Los haters de la Navidad han encontrado en la subida del precio de la energía un pretexto formidable para exigir que no haya iluminación festiva en los espacios públicos. La crisis económica, agravada por la guerra de Ucrania y, sobre todo, por la sabia política izquierdista de evitar la producción barata de energía para luchar contra el cambio climático han llevado el recibo de la luz hasta extremos impensables no mucho tiempo atrás. En este contexto valoran la posibilidad de eliminar o, al menos, limitar el alumbrado navideño hasta su mínima expresión, sin tener en cuenta el imperativo humano que, en estas fechas tan entrañables, exige que las ciudades y los pueblos luzcan espectaculares con sus mejores galas lumínicas instaladas para la ocasión.

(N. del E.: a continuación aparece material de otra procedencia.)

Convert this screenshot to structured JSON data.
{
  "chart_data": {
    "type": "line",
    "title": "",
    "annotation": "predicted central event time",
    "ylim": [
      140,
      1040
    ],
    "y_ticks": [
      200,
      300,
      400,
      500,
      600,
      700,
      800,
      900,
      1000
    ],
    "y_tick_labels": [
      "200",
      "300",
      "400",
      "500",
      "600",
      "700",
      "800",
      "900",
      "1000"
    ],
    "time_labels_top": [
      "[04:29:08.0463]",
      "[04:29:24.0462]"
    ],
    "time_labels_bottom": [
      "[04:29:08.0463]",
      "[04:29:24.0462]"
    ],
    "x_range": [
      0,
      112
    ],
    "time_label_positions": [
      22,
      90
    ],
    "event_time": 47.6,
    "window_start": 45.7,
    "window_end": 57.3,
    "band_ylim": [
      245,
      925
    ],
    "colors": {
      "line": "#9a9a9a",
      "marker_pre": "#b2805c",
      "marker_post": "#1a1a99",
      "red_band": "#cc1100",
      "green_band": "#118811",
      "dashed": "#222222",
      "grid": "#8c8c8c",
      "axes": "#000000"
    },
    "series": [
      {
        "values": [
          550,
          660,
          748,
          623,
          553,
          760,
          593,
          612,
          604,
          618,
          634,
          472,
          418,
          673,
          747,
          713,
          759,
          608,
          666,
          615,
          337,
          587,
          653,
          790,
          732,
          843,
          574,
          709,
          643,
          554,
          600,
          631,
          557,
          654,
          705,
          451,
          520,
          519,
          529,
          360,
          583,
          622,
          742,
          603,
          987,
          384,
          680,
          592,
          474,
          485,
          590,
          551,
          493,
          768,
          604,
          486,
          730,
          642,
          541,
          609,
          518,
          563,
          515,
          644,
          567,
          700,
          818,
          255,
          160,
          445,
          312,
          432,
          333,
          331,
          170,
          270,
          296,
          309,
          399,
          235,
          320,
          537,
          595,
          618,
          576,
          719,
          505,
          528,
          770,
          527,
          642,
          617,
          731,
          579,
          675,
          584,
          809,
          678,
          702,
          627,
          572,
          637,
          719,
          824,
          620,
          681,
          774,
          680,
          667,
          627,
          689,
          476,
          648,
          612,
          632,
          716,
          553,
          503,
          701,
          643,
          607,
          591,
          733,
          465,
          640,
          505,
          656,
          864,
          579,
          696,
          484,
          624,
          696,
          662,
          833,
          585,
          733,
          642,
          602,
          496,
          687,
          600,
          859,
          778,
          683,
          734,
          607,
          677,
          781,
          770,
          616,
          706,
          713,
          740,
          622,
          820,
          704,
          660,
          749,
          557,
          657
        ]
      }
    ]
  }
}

Una Navidad sin luces en las calles es como un podemita sin patinete eléctrico o un votante del PP murciano sin un selfie con López Miras: una extravagancia, un despropósito, un anacronismo, en fin, un horror. Hay que iluminar los espacios públicos porque eso fomenta el optimismo, el optimismo impulsa las ventas de los comercios, las ventas hacen que se necesite más mano de obra, la nueva mano de obra aumenta las cotizaciones de la Seguridad Social, y las nuevas tributaciones por ambos conceptos inundan las arcas públicas para que Sánchez y su tropa se lo gasten en políticas de igualdad.

Todo está interconectado, pero el impulso necesario para que este vasto mecanismo de interacciones se ponga en marcha es que nuestras ciudades y pueblos revienten de luz al caer la atardecida. Seamos patriotas; pidamos a los alcaldes que este año se gasten lo que no está escrito en luces de Navidad.